Seen through the prism of today’s social and moral attitudes, kitchen sink vignettes like ‘Ways To Love A Man’ and ‘Enough Of A Woman’ hark back to a time when the conservative values of Middle America still held sway. There was no question of burning your bra for many housewives during the Kennedy era though and these recordings unwittingly document a time of quiet desperation for many women. That said there’s a dignity in Wynette’s delivery that tells of the years she experienced poverty, hard work and the life of a single mother after her first marriage dissolved.

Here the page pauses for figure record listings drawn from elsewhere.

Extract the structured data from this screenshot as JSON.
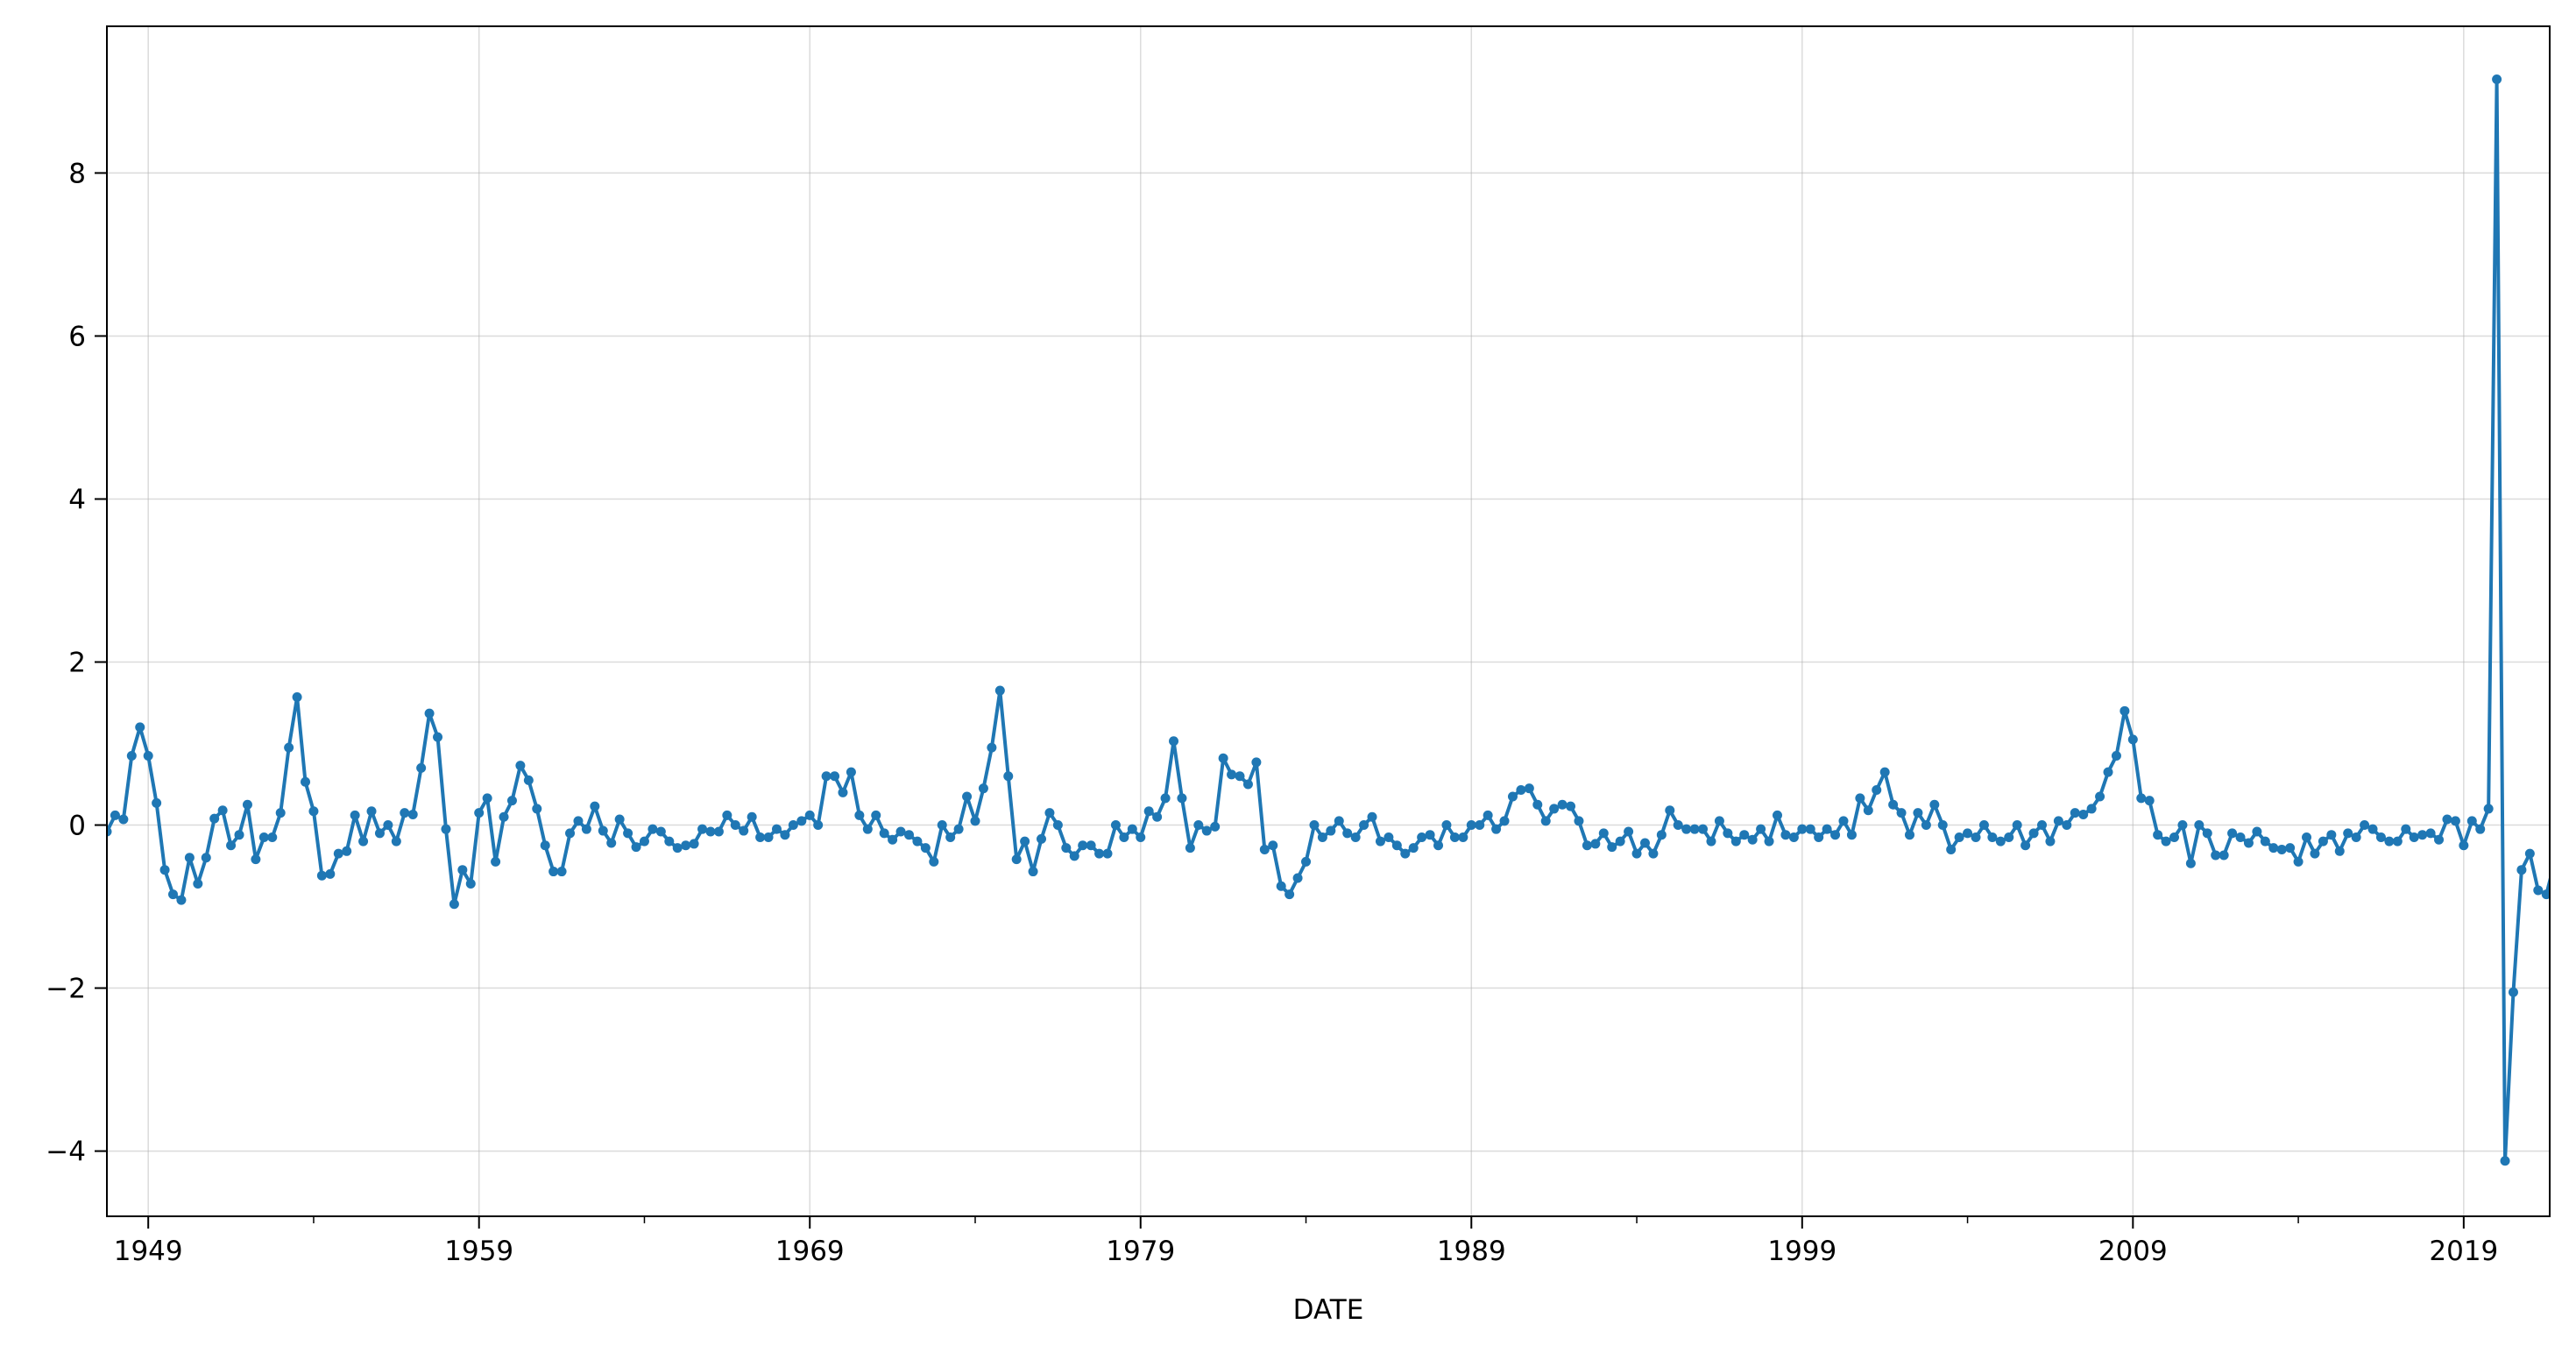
{
  "chart_data": {
    "type": "line",
    "title": "",
    "xlabel": "DATE",
    "ylabel": "",
    "xlim": [
      1947.75,
      2021.6
    ],
    "ylim": [
      -4.8,
      9.8
    ],
    "grid": true,
    "line_color": "#1f77b4",
    "x_tick_labels": [
      "1949",
      "1959",
      "1969",
      "1979",
      "1989",
      "1999",
      "2009",
      "2019"
    ],
    "x_major_ticks": [
      1949,
      1959,
      1969,
      1979,
      1989,
      1999,
      2009,
      2019
    ],
    "x_minor_ticks": [
      1954,
      1964,
      1974,
      1984,
      1994,
      2004,
      2014
    ],
    "y_tick_labels": [
      "−4",
      "−2",
      "0",
      "2",
      "4",
      "6",
      "8"
    ],
    "y_ticks": [
      -4,
      -2,
      0,
      2,
      4,
      6,
      8
    ],
    "x_start": 1947.75,
    "x_step": 0.25,
    "series": [
      {
        "values": [
          -0.08,
          0.12,
          0.07,
          0.85,
          1.2,
          0.85,
          0.27,
          -0.55,
          -0.85,
          -0.92,
          -0.4,
          -0.72,
          -0.4,
          0.08,
          0.18,
          -0.25,
          -0.12,
          0.25,
          -0.42,
          -0.15,
          -0.15,
          0.15,
          0.95,
          1.57,
          0.53,
          0.17,
          -0.62,
          -0.6,
          -0.35,
          -0.32,
          0.12,
          -0.2,
          0.17,
          -0.1,
          0.0,
          -0.2,
          0.15,
          0.13,
          0.7,
          1.37,
          1.08,
          -0.05,
          -0.97,
          -0.55,
          -0.72,
          0.15,
          0.33,
          -0.45,
          0.1,
          0.3,
          0.73,
          0.55,
          0.2,
          -0.25,
          -0.57,
          -0.57,
          -0.1,
          0.05,
          -0.05,
          0.23,
          -0.07,
          -0.22,
          0.07,
          -0.1,
          -0.27,
          -0.2,
          -0.05,
          -0.08,
          -0.2,
          -0.28,
          -0.25,
          -0.23,
          -0.05,
          -0.08,
          -0.08,
          0.12,
          0.0,
          -0.07,
          0.1,
          -0.15,
          -0.15,
          -0.05,
          -0.12,
          0.0,
          0.05,
          0.12,
          0.0,
          0.6,
          0.6,
          0.4,
          0.65,
          0.12,
          -0.05,
          0.12,
          -0.1,
          -0.18,
          -0.08,
          -0.12,
          -0.2,
          -0.28,
          -0.45,
          0.0,
          -0.15,
          -0.05,
          0.35,
          0.05,
          0.45,
          0.95,
          1.65,
          0.6,
          -0.42,
          -0.2,
          -0.57,
          -0.17,
          0.15,
          0.0,
          -0.28,
          -0.38,
          -0.25,
          -0.25,
          -0.35,
          -0.35,
          0.0,
          -0.15,
          -0.05,
          -0.15,
          0.17,
          0.1,
          0.33,
          1.03,
          0.33,
          -0.28,
          0.0,
          -0.07,
          -0.02,
          0.82,
          0.62,
          0.6,
          0.5,
          0.77,
          -0.3,
          -0.25,
          -0.75,
          -0.85,
          -0.65,
          -0.45,
          0.0,
          -0.15,
          -0.07,
          0.05,
          -0.1,
          -0.15,
          0.0,
          0.1,
          -0.2,
          -0.15,
          -0.25,
          -0.35,
          -0.28,
          -0.15,
          -0.12,
          -0.25,
          0.0,
          -0.15,
          -0.15,
          0.0,
          0.0,
          0.12,
          -0.05,
          0.05,
          0.35,
          0.43,
          0.45,
          0.25,
          0.05,
          0.2,
          0.25,
          0.23,
          0.05,
          -0.25,
          -0.23,
          -0.1,
          -0.27,
          -0.2,
          -0.08,
          -0.35,
          -0.22,
          -0.35,
          -0.12,
          0.18,
          0.0,
          -0.05,
          -0.05,
          -0.05,
          -0.2,
          0.05,
          -0.1,
          -0.2,
          -0.12,
          -0.18,
          -0.05,
          -0.2,
          0.12,
          -0.12,
          -0.15,
          -0.05,
          -0.05,
          -0.15,
          -0.05,
          -0.12,
          0.05,
          -0.12,
          0.33,
          0.18,
          0.43,
          0.65,
          0.25,
          0.15,
          -0.12,
          0.15,
          0.0,
          0.25,
          0.0,
          -0.3,
          -0.15,
          -0.1,
          -0.15,
          0.0,
          -0.15,
          -0.2,
          -0.15,
          0.0,
          -0.25,
          -0.1,
          0.0,
          -0.2,
          0.05,
          0.0,
          0.15,
          0.13,
          0.2,
          0.35,
          0.65,
          0.85,
          1.4,
          1.05,
          0.33,
          0.3,
          -0.12,
          -0.2,
          -0.15,
          0.0,
          -0.47,
          0.0,
          -0.1,
          -0.37,
          -0.37,
          -0.1,
          -0.15,
          -0.22,
          -0.08,
          -0.2,
          -0.28,
          -0.3,
          -0.28,
          -0.45,
          -0.15,
          -0.35,
          -0.2,
          -0.12,
          -0.32,
          -0.1,
          -0.15,
          0.0,
          -0.05,
          -0.15,
          -0.2,
          -0.2,
          -0.05,
          -0.15,
          -0.12,
          -0.1,
          -0.18,
          0.07,
          0.05,
          -0.25,
          0.05,
          -0.05,
          0.2,
          9.15,
          -4.12,
          -2.05,
          -0.55,
          -0.35,
          -0.8,
          -0.85,
          -0.45
        ]
      }
    ]
  }
}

These recordings certainly struck a chord with her public; ‘The Ways to Love a Man’ and ‘Tammy’s Touch’ were amongst Tammy’s best-selling albums, both staying in the charts for more than half a year each. Her first number one ‘Elusive Dreams’ – a duet with country legend David Houston is also included along with her much underrated ‘Inspirations’ album which features a stupendous version of ‘You’ll Never Walk Alone’ a personal favourite of hers and to my mind packed with vocal performances she never bettered.
In a sense, though she had no social or political slant this was a period of emancipation for the girl from Alabama. In 2010, “Stand By Your Man” was chosen by the Library of Congress for inclusion in the National Recording Registry, for being a song that is “culturally, historically, or aesthetically significant.” ‘I guess I just enjoy being a woman,’ she once said. These songs demonstrate that she was one of a kind. Tragically she died at the age of just 55 and didn’t live to see it but her legacy lives on.